In other words, it's going to become a lot harder to hide your income with a Swiss bank account.

The IRS can't directly tell foreign banks what data to turn over. But it has a pretty big stick — it can impose a 30% withholding tax on payments from the U.S. to foreign financial institutions unless they cooperate. As a result, many foreign banks and foreign countries have been entering into agreements with the IRS to comply with FATCA.

If you're an American living in the U.S. and your strategy for hiding income abroad isn't working anymore, you may have few options but to pay up. But if you live abroad, you have another choice available: Renounce your U.S. citizenship so you're not liable for American income tax.

That's one driver of the surge in renunciations. Another likely factor is the increase in capital gains and income tax rates in 2013, meaning that wealthy American expatriates can get a bigger tax saving by renouncing citizenship than they used to.

But a third factor is that FATCA creates compliance headaches apart from the actual tax bills it leads to. As the WSJ describes:

Some U.S. citizens say they are exasperated by a growing raft of paperwork that forces U.S. citizens living abroad to declare the minutiae of their financial holdings and other assets. That has increased the attraction of becoming a citizen in places such as Hong Kong, where the individual tax rate is capped at 15%.

"My decision was less about the actual amount of taxes I had to pay, and more about the system," said one investment banker, who renounced his U.S. citizenship and is now a Hong Kong citizen. "I'm not an ultrawealthy dude. It was the hassle with all the paperwork."

A few months ago, I attended a dinner where I sat between two Americans living abroad who complained that FATCA has made foreign banks less willing to provide American expatriates with checking accounts, credit cards and mortgages. This has been a major point of complaint for organizations representing American expatriates.

FATCA also complicates matters for foreign businesses with American investors (and for Americans who want to invest in foreign businesses) since American ownership makes a business subject to FATCA reporting.

If you intend to move back to the U.S., you're probably not going to renounce your citizenship because it was hard to get a checking account, or even because you had to forego an investment opportunity. But if you're a dual citizen with weak ties to the U.S. and the law is materially interfering with your financial dealings, it might be a reason to go ahead and quit being an American.
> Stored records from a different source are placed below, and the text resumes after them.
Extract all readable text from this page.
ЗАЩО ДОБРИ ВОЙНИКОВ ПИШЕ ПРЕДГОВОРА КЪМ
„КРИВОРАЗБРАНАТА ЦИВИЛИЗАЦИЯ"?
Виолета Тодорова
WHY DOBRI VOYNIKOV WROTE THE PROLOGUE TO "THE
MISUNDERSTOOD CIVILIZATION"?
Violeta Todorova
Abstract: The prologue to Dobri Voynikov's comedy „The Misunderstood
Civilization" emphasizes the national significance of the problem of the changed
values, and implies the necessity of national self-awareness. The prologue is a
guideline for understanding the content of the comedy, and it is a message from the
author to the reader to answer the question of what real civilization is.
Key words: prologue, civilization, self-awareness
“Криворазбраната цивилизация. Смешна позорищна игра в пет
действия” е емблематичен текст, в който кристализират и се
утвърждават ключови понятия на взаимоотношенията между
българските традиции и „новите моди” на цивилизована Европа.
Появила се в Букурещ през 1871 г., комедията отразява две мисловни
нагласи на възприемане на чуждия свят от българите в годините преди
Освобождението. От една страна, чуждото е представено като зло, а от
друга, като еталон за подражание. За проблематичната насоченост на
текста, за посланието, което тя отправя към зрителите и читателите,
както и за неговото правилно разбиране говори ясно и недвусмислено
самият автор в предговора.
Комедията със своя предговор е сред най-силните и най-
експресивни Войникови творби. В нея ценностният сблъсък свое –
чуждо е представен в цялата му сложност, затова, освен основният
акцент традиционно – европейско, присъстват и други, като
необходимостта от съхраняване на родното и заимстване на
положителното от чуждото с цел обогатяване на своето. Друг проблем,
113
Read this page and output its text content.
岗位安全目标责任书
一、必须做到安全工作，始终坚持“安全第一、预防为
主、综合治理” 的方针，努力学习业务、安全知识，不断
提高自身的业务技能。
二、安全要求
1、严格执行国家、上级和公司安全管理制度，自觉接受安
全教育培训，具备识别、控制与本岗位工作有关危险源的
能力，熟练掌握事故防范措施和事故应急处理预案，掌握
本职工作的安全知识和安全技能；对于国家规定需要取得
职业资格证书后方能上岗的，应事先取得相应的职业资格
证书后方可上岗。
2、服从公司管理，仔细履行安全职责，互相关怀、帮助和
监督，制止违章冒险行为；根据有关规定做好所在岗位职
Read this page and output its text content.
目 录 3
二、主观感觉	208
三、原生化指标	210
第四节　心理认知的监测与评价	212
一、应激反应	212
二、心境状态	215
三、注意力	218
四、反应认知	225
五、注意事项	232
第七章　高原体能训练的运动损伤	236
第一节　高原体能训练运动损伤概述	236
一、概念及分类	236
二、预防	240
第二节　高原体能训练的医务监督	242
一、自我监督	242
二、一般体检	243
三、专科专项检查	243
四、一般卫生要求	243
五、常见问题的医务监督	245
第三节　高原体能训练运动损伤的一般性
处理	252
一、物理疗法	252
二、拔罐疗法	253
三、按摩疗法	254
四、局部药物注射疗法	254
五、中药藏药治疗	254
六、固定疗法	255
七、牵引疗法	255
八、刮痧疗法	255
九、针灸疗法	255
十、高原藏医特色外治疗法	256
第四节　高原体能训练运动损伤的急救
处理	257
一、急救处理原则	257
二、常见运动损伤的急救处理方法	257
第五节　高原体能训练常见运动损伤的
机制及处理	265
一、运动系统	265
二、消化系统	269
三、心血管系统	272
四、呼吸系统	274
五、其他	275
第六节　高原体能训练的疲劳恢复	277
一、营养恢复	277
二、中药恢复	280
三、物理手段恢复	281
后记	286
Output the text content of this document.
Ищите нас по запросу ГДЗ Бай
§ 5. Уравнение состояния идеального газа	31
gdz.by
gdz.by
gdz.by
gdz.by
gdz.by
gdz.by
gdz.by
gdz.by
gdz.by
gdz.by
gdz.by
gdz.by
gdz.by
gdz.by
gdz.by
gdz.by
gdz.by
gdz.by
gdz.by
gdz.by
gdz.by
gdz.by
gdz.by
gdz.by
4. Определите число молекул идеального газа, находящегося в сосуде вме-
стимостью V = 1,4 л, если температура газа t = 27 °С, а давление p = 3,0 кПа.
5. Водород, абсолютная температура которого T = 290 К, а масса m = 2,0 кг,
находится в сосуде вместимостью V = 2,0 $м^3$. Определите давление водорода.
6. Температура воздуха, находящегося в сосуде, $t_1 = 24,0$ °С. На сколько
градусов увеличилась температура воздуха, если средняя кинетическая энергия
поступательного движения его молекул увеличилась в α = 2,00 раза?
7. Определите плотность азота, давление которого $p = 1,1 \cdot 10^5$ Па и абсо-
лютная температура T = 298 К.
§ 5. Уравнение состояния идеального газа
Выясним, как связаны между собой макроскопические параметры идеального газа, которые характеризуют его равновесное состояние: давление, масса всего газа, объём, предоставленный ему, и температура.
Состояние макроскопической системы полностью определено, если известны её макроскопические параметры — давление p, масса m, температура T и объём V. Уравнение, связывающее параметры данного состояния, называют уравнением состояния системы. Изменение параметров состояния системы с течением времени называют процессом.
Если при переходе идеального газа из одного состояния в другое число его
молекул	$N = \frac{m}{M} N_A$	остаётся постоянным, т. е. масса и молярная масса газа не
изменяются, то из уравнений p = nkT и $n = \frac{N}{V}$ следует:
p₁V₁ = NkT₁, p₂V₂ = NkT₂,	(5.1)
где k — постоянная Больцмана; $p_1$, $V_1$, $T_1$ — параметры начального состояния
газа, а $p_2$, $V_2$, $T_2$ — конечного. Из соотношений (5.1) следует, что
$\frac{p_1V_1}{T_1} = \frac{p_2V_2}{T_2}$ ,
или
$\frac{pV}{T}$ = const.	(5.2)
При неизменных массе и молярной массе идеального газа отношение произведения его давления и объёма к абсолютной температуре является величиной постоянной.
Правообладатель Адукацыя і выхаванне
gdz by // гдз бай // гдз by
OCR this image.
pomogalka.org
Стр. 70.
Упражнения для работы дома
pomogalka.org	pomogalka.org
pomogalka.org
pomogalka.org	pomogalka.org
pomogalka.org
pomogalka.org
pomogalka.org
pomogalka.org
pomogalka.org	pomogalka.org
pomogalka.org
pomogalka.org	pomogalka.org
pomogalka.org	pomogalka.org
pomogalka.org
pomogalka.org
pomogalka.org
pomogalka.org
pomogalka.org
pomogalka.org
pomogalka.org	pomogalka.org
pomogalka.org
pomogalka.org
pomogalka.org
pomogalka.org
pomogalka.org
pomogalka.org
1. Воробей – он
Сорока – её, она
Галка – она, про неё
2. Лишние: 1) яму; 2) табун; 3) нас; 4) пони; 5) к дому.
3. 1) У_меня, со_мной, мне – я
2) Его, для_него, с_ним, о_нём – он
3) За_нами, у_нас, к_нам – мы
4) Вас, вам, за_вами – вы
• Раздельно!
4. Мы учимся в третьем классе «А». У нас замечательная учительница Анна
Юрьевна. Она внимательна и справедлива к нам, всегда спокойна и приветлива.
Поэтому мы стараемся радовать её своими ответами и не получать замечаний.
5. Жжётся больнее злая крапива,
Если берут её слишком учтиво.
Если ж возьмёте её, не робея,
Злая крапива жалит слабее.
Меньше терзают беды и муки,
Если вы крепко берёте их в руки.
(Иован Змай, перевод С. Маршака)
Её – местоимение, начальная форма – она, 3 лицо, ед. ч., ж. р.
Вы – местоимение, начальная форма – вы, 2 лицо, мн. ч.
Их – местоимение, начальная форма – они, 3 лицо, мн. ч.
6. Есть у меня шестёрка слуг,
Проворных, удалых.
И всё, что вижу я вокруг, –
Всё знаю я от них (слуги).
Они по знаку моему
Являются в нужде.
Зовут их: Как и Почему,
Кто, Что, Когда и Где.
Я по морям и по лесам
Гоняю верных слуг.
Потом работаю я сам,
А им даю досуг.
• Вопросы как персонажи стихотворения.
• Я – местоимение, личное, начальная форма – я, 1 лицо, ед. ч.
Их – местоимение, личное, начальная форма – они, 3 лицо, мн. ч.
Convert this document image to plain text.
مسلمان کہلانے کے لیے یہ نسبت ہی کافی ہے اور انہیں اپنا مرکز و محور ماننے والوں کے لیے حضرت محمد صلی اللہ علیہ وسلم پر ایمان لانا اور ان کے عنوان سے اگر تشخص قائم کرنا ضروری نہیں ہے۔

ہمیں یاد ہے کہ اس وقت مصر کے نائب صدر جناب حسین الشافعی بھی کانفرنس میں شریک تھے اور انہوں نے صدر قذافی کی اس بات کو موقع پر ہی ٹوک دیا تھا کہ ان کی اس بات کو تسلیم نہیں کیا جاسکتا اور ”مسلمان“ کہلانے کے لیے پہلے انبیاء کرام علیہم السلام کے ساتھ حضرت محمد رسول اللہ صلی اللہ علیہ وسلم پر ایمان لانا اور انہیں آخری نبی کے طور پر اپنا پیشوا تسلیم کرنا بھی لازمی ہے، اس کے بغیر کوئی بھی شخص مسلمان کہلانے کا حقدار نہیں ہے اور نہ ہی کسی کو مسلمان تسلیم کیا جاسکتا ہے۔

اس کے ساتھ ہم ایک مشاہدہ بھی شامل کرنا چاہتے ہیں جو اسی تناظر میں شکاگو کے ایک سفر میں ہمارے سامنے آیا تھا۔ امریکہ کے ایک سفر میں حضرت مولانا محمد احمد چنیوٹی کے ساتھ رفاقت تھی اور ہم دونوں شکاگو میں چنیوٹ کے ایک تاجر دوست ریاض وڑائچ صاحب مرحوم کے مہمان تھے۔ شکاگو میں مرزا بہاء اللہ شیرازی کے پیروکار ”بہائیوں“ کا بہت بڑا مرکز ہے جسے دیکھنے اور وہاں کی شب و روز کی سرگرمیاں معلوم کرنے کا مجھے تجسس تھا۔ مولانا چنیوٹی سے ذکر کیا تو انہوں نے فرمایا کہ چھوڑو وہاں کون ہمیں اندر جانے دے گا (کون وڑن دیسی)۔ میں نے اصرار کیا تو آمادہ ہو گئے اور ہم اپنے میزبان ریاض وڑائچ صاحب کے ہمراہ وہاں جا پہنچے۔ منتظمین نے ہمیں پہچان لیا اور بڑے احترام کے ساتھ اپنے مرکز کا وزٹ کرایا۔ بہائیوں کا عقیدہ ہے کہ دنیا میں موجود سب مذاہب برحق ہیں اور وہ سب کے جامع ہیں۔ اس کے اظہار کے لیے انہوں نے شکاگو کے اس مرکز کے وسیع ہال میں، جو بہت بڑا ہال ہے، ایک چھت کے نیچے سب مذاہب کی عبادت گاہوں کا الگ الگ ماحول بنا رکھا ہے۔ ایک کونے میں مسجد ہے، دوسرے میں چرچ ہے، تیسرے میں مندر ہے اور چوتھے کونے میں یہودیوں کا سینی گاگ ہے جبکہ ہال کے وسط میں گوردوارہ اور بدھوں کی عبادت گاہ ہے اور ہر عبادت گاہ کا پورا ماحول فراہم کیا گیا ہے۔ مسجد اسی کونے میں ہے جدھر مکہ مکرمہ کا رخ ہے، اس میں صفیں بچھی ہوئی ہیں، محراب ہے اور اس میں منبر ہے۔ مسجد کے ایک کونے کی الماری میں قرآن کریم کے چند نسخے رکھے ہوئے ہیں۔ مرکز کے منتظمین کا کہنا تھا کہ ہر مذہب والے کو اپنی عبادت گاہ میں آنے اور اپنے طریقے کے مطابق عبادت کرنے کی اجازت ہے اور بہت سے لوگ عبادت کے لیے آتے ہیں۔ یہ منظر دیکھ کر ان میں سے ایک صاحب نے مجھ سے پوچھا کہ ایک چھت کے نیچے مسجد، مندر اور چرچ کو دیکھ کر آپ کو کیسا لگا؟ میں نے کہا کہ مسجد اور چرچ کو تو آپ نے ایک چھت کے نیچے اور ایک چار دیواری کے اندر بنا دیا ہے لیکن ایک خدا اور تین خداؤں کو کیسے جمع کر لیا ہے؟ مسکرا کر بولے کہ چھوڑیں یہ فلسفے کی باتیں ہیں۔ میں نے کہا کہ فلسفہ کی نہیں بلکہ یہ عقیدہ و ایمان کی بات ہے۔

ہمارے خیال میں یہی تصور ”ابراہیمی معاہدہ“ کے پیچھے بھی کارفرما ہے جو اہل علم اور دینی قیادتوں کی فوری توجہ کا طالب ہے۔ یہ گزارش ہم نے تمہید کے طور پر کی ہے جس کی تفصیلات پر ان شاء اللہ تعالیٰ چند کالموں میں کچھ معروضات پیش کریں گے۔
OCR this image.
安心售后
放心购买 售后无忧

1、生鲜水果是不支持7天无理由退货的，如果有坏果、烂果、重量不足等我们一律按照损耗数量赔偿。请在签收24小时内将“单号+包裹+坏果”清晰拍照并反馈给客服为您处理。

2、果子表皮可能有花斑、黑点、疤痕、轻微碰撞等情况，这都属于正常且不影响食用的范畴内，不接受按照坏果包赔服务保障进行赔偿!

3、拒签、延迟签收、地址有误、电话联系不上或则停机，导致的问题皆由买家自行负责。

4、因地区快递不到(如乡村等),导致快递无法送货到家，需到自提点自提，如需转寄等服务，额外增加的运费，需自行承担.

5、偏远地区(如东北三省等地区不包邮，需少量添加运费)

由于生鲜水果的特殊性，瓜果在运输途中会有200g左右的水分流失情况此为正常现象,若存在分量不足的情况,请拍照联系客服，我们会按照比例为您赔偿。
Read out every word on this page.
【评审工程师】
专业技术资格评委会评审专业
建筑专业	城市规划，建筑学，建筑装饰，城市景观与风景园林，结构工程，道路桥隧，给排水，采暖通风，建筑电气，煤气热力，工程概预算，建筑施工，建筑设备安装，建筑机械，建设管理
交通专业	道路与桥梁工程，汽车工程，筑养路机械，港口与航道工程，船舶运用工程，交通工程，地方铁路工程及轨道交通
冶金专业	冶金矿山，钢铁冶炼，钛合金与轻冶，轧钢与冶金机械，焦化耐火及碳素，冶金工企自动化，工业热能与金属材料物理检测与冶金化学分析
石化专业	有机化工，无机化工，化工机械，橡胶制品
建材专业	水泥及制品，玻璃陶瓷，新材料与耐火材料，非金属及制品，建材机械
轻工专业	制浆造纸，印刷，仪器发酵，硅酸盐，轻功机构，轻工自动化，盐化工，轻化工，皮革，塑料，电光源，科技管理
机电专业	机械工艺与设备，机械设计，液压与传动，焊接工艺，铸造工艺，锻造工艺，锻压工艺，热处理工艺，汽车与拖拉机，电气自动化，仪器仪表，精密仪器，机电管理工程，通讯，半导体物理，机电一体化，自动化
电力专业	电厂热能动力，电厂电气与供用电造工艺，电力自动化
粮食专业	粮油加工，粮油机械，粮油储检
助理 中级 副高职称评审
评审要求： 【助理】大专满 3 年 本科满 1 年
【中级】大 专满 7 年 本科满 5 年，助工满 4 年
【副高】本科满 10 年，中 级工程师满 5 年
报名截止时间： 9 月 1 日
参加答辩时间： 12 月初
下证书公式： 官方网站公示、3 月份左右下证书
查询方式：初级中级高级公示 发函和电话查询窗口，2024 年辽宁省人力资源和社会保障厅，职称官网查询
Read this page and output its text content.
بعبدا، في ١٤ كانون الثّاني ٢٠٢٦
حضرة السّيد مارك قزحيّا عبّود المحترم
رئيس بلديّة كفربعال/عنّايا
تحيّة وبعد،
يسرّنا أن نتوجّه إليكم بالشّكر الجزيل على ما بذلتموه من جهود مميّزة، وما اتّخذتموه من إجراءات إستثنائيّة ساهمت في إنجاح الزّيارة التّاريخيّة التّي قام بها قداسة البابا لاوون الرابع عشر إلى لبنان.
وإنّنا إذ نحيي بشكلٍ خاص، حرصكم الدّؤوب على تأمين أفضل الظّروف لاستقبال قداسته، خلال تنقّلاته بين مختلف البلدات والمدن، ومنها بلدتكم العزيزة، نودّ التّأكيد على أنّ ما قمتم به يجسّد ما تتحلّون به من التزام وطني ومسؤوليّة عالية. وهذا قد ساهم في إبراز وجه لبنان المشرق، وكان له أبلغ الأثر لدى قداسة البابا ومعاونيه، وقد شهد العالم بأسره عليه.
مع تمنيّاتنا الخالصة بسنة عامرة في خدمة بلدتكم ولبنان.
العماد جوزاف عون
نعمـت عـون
Marie Sapirie, the legal editor at Tax Notes, even says the IRS proposed renouncing citizenship as an option for an American with a complicated tax situation who had long resided abroad.

Last fall, I attended an American Swiss Foundation trip to Switzerland and FATCA was the number one hobby horse for the Swiss participants. The difficulty in evaluating the Swiss complaints is that the Swiss have a combination of good and bad reasons for hating FATCA. The law creates compliance burdens for Americans living in Switzerland and Swiss who do legitimate business with Americans. But it also undermines tax evasion strategies that are the key reason that some Americans were interested in banking in Switzerland in the first place.

Of course, every law has compliance costs, and it's not even clear that it's such a big problem if more Americans, presumably dual citizens living abroad with relatively weak ties to the U.S., are renouncing citizenship. But the benefits of FATCA may also be relatively modest: It's expected to raise $7.6 billion in added taxes over 10 years.

In 1999, the State Department estimated that there are between three and six million Americans living abroad; if those numbers are similar today, that means FATCA will generate about $170 in extra annual taxes per expatriate.

The revenue estimate for FATCA may prove incorrect in either direction; it's based on a guess about how much unreported foreign income will be discovered when the new reporting and withholding requirements come into effect. As the law is implemented next year, we'll start to see how much revenue actually rolls in — and whether the law is worth the compliance costs and expatriations that it causes.